At 3pm, PSE and Zoom
Abstract
Mitigating greenhouse gas emissions and managing climate change impacts requires designing socially acceptable and equitable climate policies. The three chapters of this dissertation examine the distributional impacts of climate policies.
The first chapter, joint with Simon Feindt, analyzes how the social cost of carbon emissions is affected by climate damages on factors of production and how they are distributed across households. We address this question using a global integrated assessment model with regional disaggregation in which we decompose income inequality and climate damages into labor and capital components.
The second chapter, written with Aurélie Méjean and Stéphane Zuber, focuses on the design of equitable carbon taxation policies at the global level. We develop a global integrated assessment model with country level disaggregation and within-country inequality. We find global uniform and differentiated carbon tax schemes compatible with a 2°C scenario, and assess the efficiency, distributional and wellbeing outcomes of several revenue recycling options.
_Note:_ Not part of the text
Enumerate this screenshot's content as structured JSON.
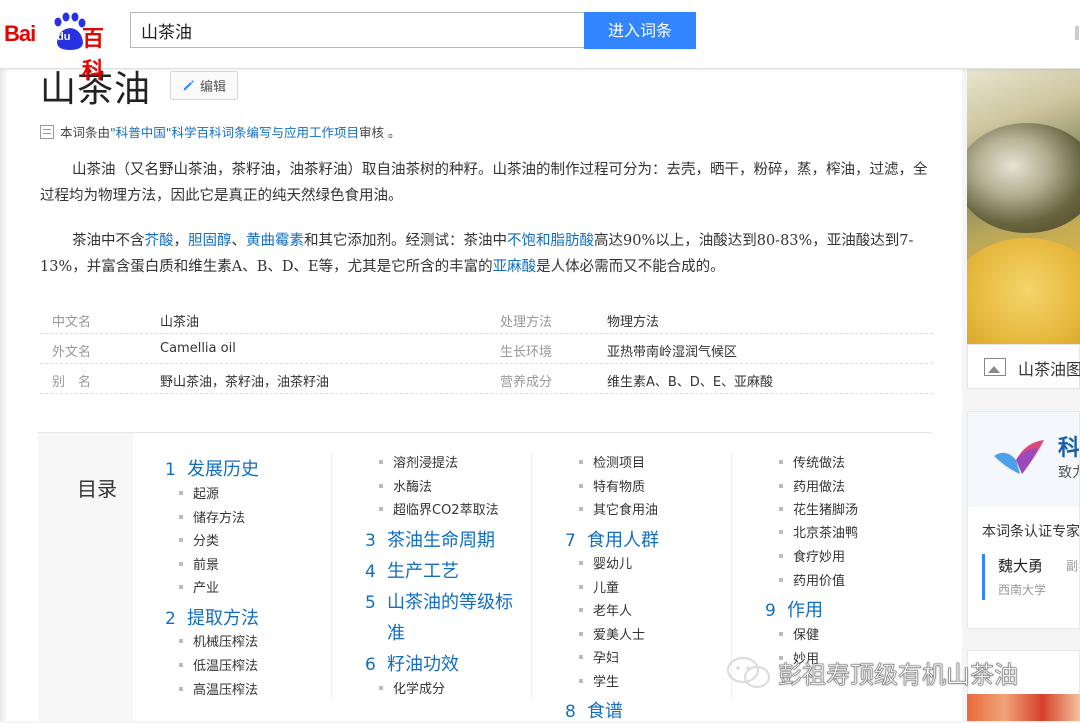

The third chapter explores how the distributive impacts of carbon taxation may affect its political acceptability at a national level. I examine whether horizontal distributional effects, i.e., effects within income groups, limit political support for carbon taxation. I develop a model of political support for carbon taxation with income and urban-rural inequality, corresponding to a difference in the level of carbon-intensive necessity consumption, such as heterogeneous needs for transport fuel depending on location.